As chuvas intensas registradas nos últimos dias alteraram a rotina dos moradores de Corguinho, município localizado a 96 quilômetros de Campo Grande, e provocaram alagamentos, isolamento de famílias e prejuízos à infraestrutura rural. Em apenas 72 horas, o volume de chuva ultrapassou 240 milímetros, índice cerca de 40% acima do esperado para todo o mês de fevereiro.
Somente na terça-feira (3), foram registrados 92 milímetros de precipitação, conforme dados do Centro Nacional de Monitoramento e Alertas de Desastres Naturais. A elevação repentina do nível dos rios e córregos causou transbordamentos em diferentes pontos do município.
No balneário da cidade, onde o córrego Corguinho deságua no rio Aquidauana, a força da correnteza chamou a atenção de moradores antigos. O vigilante Gilmar Alves Gomes, que vive na região há mais de 50 anos, comparou a situação à grande enchente registrada em 2013 e relatou o impacto causado pelo volume de água. Segundo ele, a sensação é de que a água não para de subir, tamanha a intensidade das chuvas.
Com o avanço do rio, o deck utilizado por turistas ficou completamente submerso. A faixa de areia desapareceu e até a escada de acesso ao balneário foi tomada pela água, evidenciando a dimensão do alagamento.
Na zona rural, a situação é ainda mais delicada. Na região de Indaiá, a enxurrada destruiu parte da cabeceira de uma ponte, que precisou ser interditada pela Defesa Civil. Pelo menos 20 famílias ficaram isoladas, já que a estrutura era o único acesso à localidade.

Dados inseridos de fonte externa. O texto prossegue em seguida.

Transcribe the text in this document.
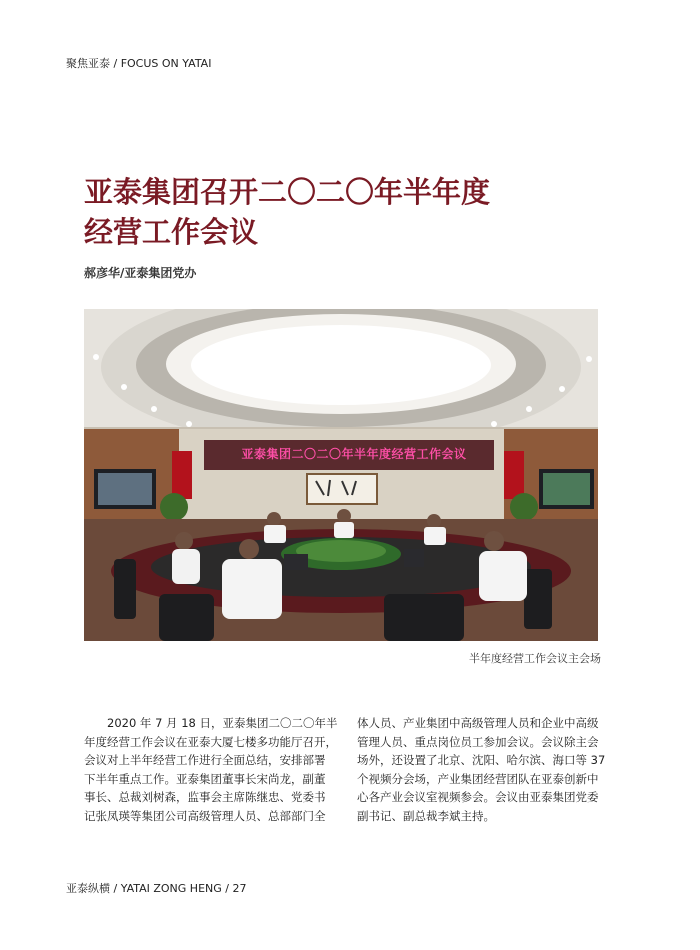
聚焦亚泰 / FOCUS ON YATAI
亚泰集团召开二〇二〇年半年度
经营工作会议
郝彦华/亚泰集团党办
亚泰集团二〇二〇年半年度经营工作会议
半年度经营工作会议主会场
2020 年 7 月 18 日，亚泰集团二〇二〇年半
年度经营工作会议在亚泰大厦七楼多功能厅召开，
会议对上半年经营工作进行全面总结，安排部署
下半年重点工作。亚泰集团董事长宋尚龙，副董
事长、总裁刘树森，监事会主席陈继忠、党委书
记张凤瑛等集团公司高级管理人员、总部部门全
体人员、产业集团中高级管理人员和企业中高级
管理人员、重点岗位员工参加会议。会议除主会
场外，还设置了北京、沈阳、哈尔滨、海口等 37
个视频分会场，产业集团经营团队在亚泰创新中
心各产业会议室视频参会。会议由亚泰集团党委
副书记、副总裁李斌主持。
亚泰纵横 / YATAI ZONG HENG / 27
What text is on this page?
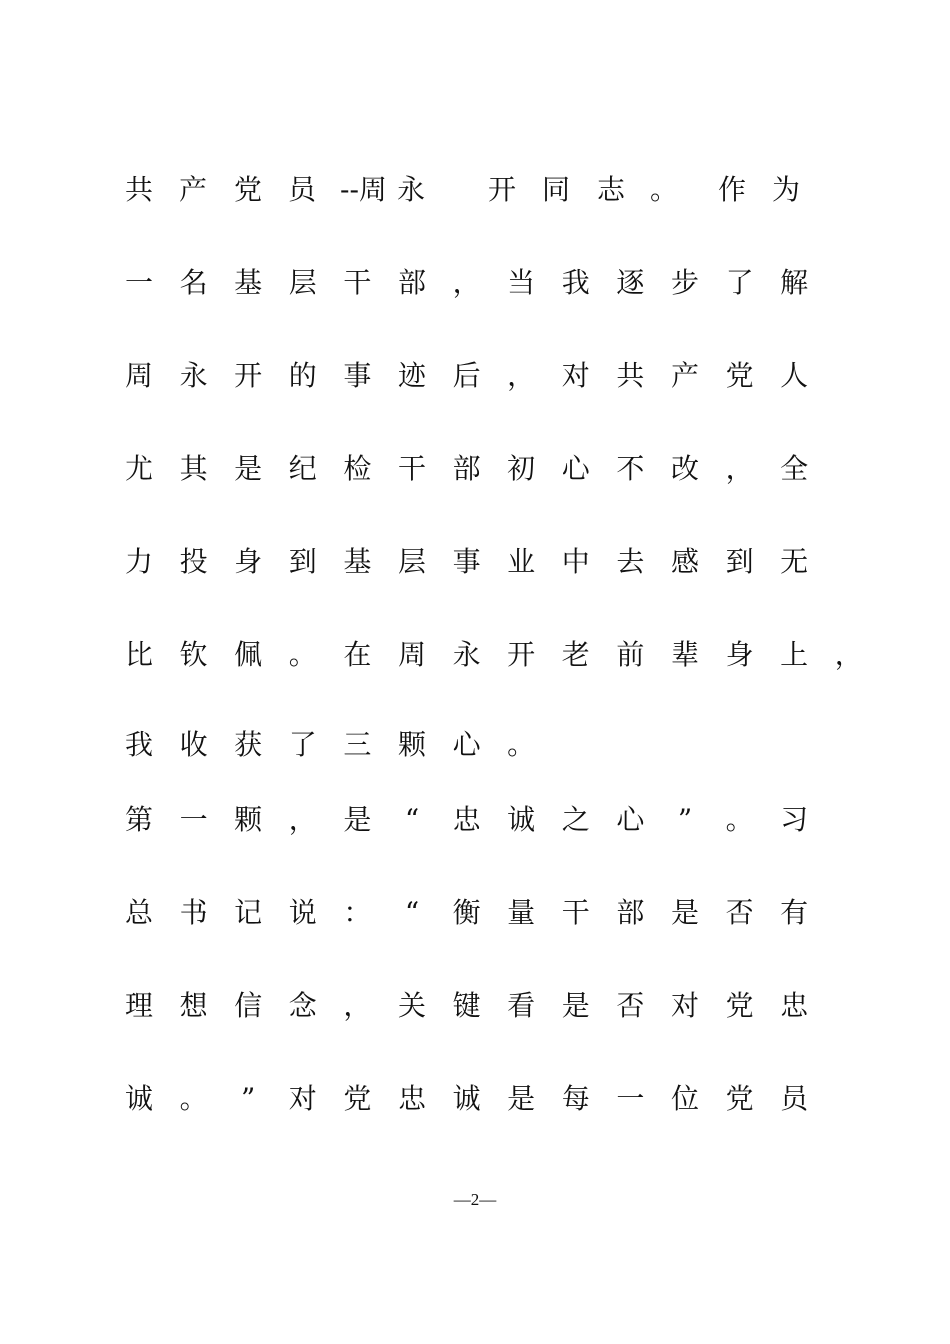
共 产 党 员 --周 永 开 同 志 。 作 为
一 名 基 层 干 部 ， 当 我 逐 步 了 解
周 永 开 的 事 迹 后 ， 对 共 产 党 人
尤 其 是 纪 检 干 部 初 心 不 改 ， 全
力 投 身 到 基 层 事 业 中 去 感 到 无
比 钦 佩 。 在 周 永 开 老 前 辈 身 上 ，
我 收 获 了 三 颗 心 。
第 一 颗 ， 是	“	忠 诚 之 心	”	。 习
总 书 记 说 ：	“	衡 量 干 部 是 否 有
理 想 信 念 ， 关 键 看 是 否 对 党 忠
诚 。	”	对 党 忠 诚 是 每 一 位 党 员
—2—
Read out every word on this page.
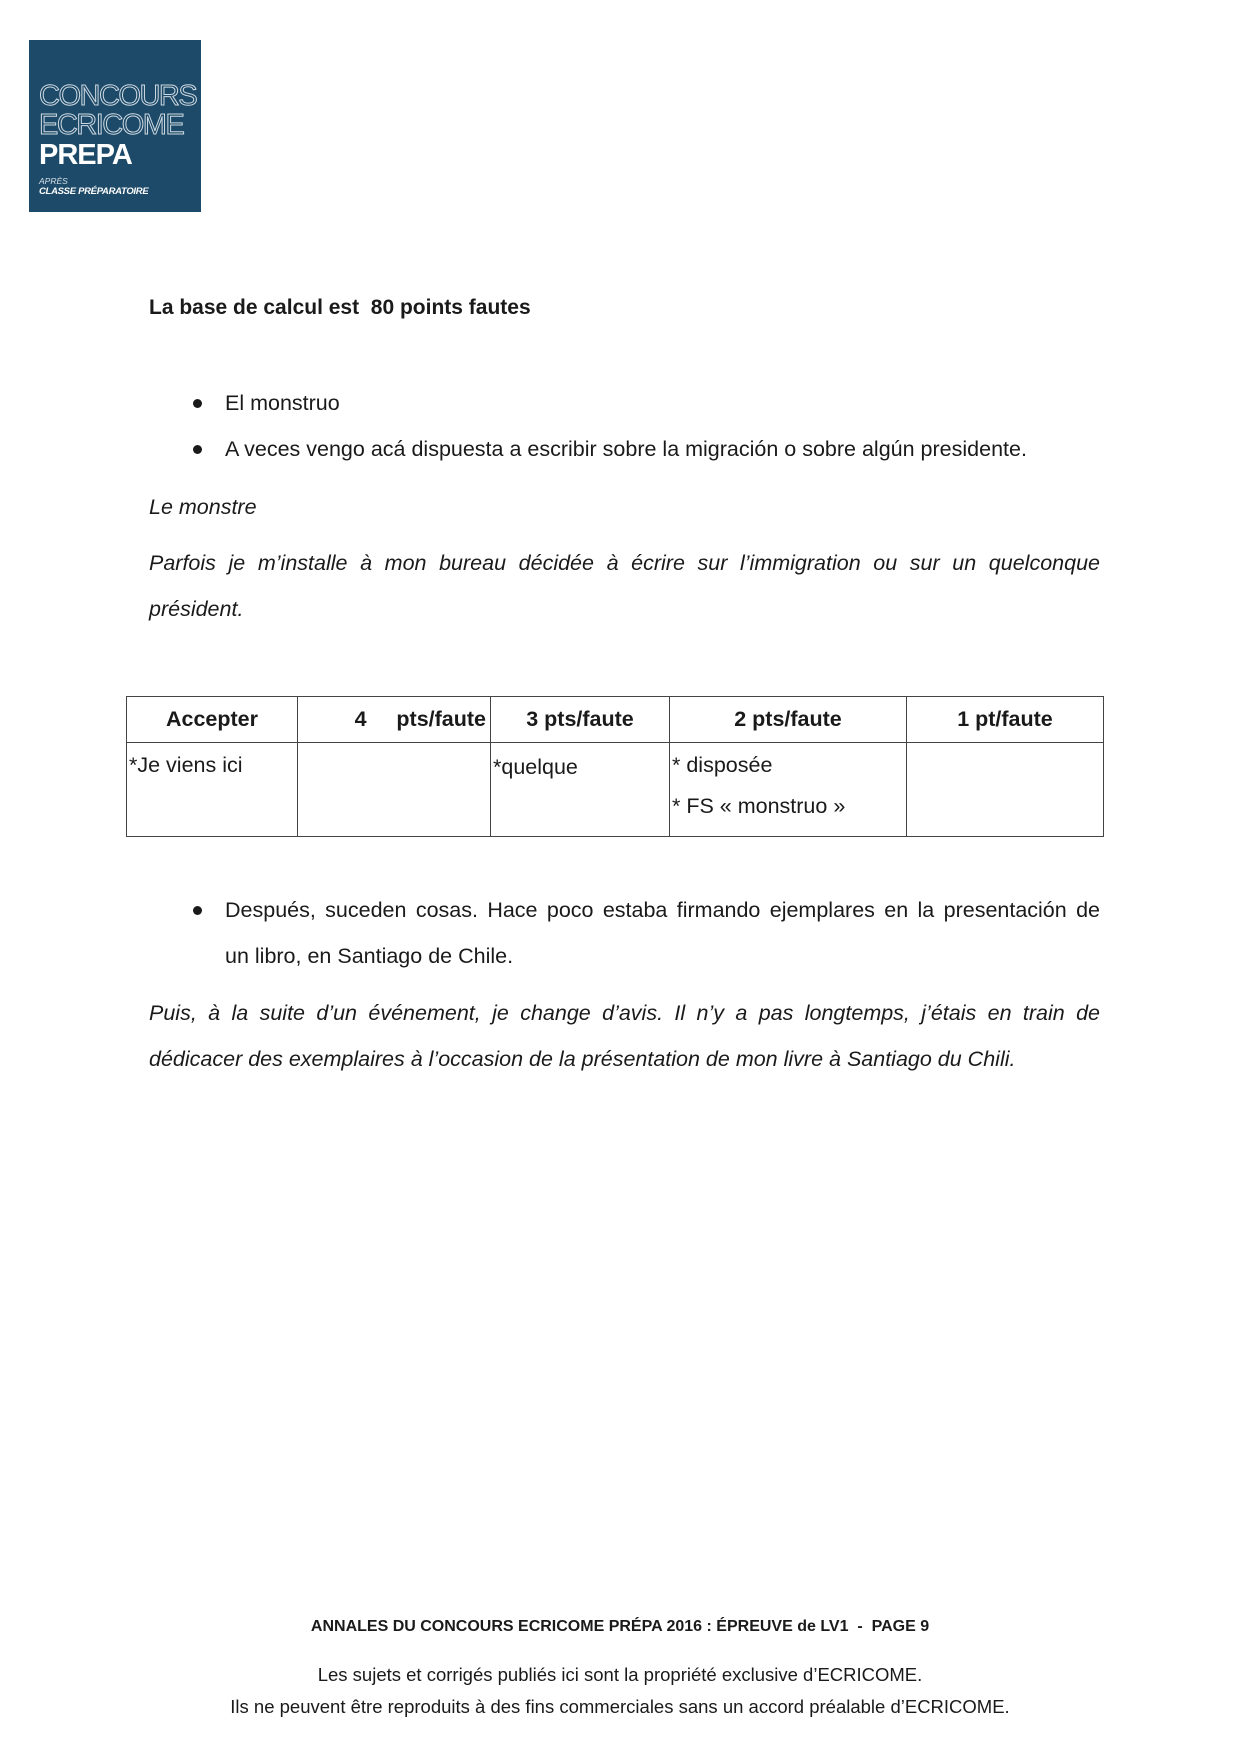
CONCOURS
ECRICOME
PREPA
APRÈS
CLASSE PRÉPARATOIRE
La base de calcul est  80 points fautes
El monstruo
A veces vengo acá dispuesta a escribir sobre la migración o sobre algún presidente.
Le monstre
Parfois je m’installe à mon bureau décidée à écrire sur l’immigration ou sur un quelconque
président.
Accepter	4     pts/faute	3 pts/faute	2 pts/faute	1 pt/faute

*Je viens ici		*quelque	* disposée
* FS « monstruo »	

Después, suceden cosas. Hace poco estaba firmando ejemplares en la presentación de
un libro, en Santiago de Chile.
Puis, à la suite d’un événement, je change d’avis. Il n’y a pas longtemps, j’étais en train de
dédicacer des exemplaires à l’occasion de la présentation de mon livre à Santiago du Chili.
ANNALES DU CONCOURS ECRICOME PRÉPA 2016 : ÉPREUVE de LV1  -  PAGE 9
Les sujets et corrigés publiés ici sont la propriété exclusive d’ECRICOME.
Ils ne peuvent être reproduits à des fins commerciales sans un accord préalable d’ECRICOME.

O coordenador da Defesa Civil de Corguinho, José Correia Salgado, explicou que o isolamento preocupa principalmente por se tratar de um município produtor. Segundo ele, o transporte de leite e de alimentos depende das estradas vicinais, e os danos comprometem tanto o escoamento da produção quanto o funcionamento das linhas escolares, especialmente com o início do ano letivo previsto para o dia 9.
No distrito de Taboquinho, a cerca de 45 quilômetros da área urbana de Corguinho, o rio Taboco invadiu residências. O construtor Carlos Roberto Ferreira contou que o quintal de sua casa ficou alagado, com a água atingindo aproximadamente 1,5 metro de altura. Ele afirmou que, em 34 anos morando no local, nunca havia presenciado uma enchente dessa proporção.
Apesar dos transtornos e do susto, alguns moradores veem a chuva como necessária. Carlos destacou que, desde a década de 1980, muitos córregos da região vinham secando e que o retorno das chuvas representa uma forma de renovação ambiental. Segundo ele, mesmo com os alagamentos temporários, a água tende a baixar com o tempo.
A Defesa Civil segue monitorando a situação no município, enquanto moradores aguardam a diminuição do nível dos rios e a recuperação dos acessos, especialmente nas áreas rurais mais afetadas.